En un comunicado, el Pleno de la Sala Cuarta del Tribunal Supremo señala que ha estimado el primer motivo del recurso de casación para la unificación de doctrina interpuesto por la empresa tras una sentencia del Tribunal Superior de Justicia de Cataluña (TSJC) de marzo de este año.

En dicho fallo, el TSJC consideró como falso autónomo a un exrepartidor de Glovo despedido en 2017 tras dos años de servicio, y obligó a su readmisión o a indemnizarlo.

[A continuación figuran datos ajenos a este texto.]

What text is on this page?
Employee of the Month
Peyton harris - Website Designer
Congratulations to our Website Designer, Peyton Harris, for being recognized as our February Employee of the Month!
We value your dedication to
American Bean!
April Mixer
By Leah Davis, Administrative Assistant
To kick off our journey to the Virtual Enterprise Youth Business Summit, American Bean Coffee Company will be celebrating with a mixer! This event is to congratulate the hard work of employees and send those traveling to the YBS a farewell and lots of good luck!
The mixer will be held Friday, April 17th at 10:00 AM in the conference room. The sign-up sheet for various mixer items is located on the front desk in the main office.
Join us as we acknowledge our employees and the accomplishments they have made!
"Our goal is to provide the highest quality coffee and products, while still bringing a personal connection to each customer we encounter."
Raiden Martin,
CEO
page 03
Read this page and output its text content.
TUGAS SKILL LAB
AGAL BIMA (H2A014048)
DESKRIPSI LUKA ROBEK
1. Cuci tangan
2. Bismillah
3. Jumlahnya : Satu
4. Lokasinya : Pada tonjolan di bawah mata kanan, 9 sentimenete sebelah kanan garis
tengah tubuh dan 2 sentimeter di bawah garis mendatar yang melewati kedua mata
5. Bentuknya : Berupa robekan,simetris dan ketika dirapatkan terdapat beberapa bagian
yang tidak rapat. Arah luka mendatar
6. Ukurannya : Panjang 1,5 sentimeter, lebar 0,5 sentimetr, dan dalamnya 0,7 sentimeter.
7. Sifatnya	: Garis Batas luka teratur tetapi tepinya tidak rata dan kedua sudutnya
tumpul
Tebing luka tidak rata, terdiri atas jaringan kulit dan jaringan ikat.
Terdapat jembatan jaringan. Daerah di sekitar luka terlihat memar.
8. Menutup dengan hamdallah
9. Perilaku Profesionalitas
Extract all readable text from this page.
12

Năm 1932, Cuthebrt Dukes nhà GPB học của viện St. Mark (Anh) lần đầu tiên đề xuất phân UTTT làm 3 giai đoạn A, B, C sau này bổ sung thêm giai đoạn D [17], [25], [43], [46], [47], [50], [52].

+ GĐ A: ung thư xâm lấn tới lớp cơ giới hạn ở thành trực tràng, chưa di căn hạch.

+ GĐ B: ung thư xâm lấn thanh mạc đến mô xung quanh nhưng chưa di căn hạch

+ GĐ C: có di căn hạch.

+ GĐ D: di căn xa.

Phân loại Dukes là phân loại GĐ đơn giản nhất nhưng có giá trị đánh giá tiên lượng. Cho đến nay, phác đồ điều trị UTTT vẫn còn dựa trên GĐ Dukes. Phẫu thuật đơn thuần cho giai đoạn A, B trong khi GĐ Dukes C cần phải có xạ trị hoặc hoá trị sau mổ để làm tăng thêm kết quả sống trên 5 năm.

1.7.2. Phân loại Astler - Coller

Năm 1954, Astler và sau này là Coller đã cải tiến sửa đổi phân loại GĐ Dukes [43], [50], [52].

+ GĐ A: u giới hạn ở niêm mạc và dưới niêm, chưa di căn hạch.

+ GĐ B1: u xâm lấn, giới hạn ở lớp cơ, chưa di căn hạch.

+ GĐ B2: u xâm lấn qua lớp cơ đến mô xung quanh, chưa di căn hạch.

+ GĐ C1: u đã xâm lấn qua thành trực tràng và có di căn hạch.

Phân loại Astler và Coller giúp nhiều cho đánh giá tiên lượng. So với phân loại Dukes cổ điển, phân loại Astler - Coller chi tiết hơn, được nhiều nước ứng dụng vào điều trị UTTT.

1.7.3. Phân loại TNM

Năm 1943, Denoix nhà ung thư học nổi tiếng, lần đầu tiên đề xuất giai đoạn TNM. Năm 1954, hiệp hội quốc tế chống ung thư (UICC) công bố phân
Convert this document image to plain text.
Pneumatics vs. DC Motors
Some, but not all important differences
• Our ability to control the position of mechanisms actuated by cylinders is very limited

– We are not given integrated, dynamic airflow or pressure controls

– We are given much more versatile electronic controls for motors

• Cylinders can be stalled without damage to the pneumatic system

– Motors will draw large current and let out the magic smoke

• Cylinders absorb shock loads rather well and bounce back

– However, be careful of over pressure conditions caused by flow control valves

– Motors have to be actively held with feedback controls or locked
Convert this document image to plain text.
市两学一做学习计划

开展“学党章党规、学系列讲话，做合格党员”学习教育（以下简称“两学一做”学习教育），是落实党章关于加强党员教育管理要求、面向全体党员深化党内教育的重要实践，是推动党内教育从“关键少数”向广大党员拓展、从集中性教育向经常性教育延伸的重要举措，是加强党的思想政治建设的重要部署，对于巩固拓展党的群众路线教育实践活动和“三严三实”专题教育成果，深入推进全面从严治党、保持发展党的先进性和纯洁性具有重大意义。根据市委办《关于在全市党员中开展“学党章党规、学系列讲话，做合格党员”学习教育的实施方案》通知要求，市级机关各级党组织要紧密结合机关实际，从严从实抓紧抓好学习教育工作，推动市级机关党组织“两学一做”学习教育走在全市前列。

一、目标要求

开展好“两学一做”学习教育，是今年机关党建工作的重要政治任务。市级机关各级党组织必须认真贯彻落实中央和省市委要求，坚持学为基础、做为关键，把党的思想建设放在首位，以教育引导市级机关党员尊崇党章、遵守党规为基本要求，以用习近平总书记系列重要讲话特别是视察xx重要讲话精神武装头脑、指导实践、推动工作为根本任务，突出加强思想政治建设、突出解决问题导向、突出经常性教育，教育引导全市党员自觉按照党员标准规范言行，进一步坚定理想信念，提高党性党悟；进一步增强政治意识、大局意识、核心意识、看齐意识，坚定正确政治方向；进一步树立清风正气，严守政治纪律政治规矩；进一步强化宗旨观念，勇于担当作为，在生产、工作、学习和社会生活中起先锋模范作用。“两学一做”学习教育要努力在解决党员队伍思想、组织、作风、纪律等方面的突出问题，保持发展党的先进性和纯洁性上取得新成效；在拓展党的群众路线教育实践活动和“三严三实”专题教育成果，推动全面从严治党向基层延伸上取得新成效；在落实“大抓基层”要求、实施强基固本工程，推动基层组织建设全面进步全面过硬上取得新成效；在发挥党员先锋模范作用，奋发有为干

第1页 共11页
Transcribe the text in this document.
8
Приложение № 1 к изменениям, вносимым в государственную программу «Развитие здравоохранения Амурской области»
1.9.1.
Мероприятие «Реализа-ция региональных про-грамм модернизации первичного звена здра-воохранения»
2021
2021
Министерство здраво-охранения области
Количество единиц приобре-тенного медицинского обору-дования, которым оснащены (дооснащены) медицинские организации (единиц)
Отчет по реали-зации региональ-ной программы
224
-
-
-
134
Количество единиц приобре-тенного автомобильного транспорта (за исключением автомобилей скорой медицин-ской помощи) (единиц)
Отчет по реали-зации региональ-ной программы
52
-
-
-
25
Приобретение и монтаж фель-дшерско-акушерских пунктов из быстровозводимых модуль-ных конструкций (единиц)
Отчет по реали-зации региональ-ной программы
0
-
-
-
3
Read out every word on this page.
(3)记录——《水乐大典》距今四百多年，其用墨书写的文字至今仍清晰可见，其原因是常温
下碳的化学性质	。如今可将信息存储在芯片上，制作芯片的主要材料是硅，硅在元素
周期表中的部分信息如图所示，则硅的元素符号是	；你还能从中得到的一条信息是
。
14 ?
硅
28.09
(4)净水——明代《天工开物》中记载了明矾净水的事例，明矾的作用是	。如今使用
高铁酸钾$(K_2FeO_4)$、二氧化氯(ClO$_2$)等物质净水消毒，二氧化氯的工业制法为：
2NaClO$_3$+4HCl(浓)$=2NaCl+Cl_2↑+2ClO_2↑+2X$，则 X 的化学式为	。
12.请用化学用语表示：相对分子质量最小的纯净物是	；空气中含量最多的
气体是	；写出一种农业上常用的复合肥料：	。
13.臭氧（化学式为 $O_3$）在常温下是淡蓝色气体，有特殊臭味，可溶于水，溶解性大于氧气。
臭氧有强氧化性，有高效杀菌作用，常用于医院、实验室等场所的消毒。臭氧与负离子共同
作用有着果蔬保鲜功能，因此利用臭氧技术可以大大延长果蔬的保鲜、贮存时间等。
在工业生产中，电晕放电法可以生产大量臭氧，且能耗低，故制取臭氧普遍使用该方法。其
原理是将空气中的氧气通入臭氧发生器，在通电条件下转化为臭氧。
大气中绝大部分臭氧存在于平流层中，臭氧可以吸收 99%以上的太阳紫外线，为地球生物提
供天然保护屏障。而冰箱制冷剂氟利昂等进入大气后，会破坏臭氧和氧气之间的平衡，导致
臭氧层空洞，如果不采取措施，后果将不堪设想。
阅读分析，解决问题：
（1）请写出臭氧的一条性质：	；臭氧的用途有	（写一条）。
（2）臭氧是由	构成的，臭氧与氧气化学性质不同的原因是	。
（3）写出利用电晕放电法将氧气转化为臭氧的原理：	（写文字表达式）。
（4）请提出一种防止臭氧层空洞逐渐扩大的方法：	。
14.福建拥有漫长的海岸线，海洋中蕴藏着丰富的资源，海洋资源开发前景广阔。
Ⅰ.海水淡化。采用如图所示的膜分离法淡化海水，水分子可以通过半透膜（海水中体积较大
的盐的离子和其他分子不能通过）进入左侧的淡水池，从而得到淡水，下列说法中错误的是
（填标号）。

Ahora, el Supremo ratifica dicho criterio al entender que concurren las notas definitorias del contrato de trabajo, examinando en particular las de dependencia y ajenidad.

Para el Supremo, Glovo no es una mera intermediaria en la contratación de servicios entre comercios y repartidores, sino una empresa que presta servicios de recadería y mensajería fijando las condiciones esenciales para la prestación de dicho servicio.

Además, es titular de los activos esenciales para la realización de la actividad, los repartidores o "riders".

Estos trabajadores no disponen de una organización empresarial propia y autónoma, sino que prestan su servicio "insertados" en la organización de trabajo del empleador.

Al respecto, Glovo ha manifestado su respeto por las decisiones del Supremo, y aboga por la clarificación del marco regulatorio, tanto en España como a nivel europeo.

El debate sigue abierto en los tribunales, señala la empresa, que recuerda que hay varias sentencias que validan el modelo, como la última del Tribunal de Justicia de la Unión Europa (TJUE), y otras contrarias, como en España.

Por su parte, la Asociación Profesional de Riders Autónomos (APRA) ha advertido de que cualquier ordenación del sector debe contar con la aportación de los repartidores y ha opinado que la sentencia añade aún más complejidad a dicha ordenación.

APRA sostiene que el hecho de que se pretenda encuadrar a estos repartidores en una relación laboral no significa mejorar su situación profesional ni aumentar sus ingresos, sino lo contrario.

"Creemos que los tribunales no tienen que estar definiendo la forma en que trabajamos. El Gobierno es el que debe hacerlo, con una regulación que tenga en cuenta nuestra situación y peticiones para continuar siendo autónomos, y dándonos más fácil acceso a las protecciones y beneficios necesarios", señala en un comunicado.

En los próximos días, este colectivo tiene previsto salir de nuevo a la calle para defender su profesión en varias ciudades españolas, ante la "nula" predisposición por parte del Ministerio de Trabajo a dialogar, según denuncian.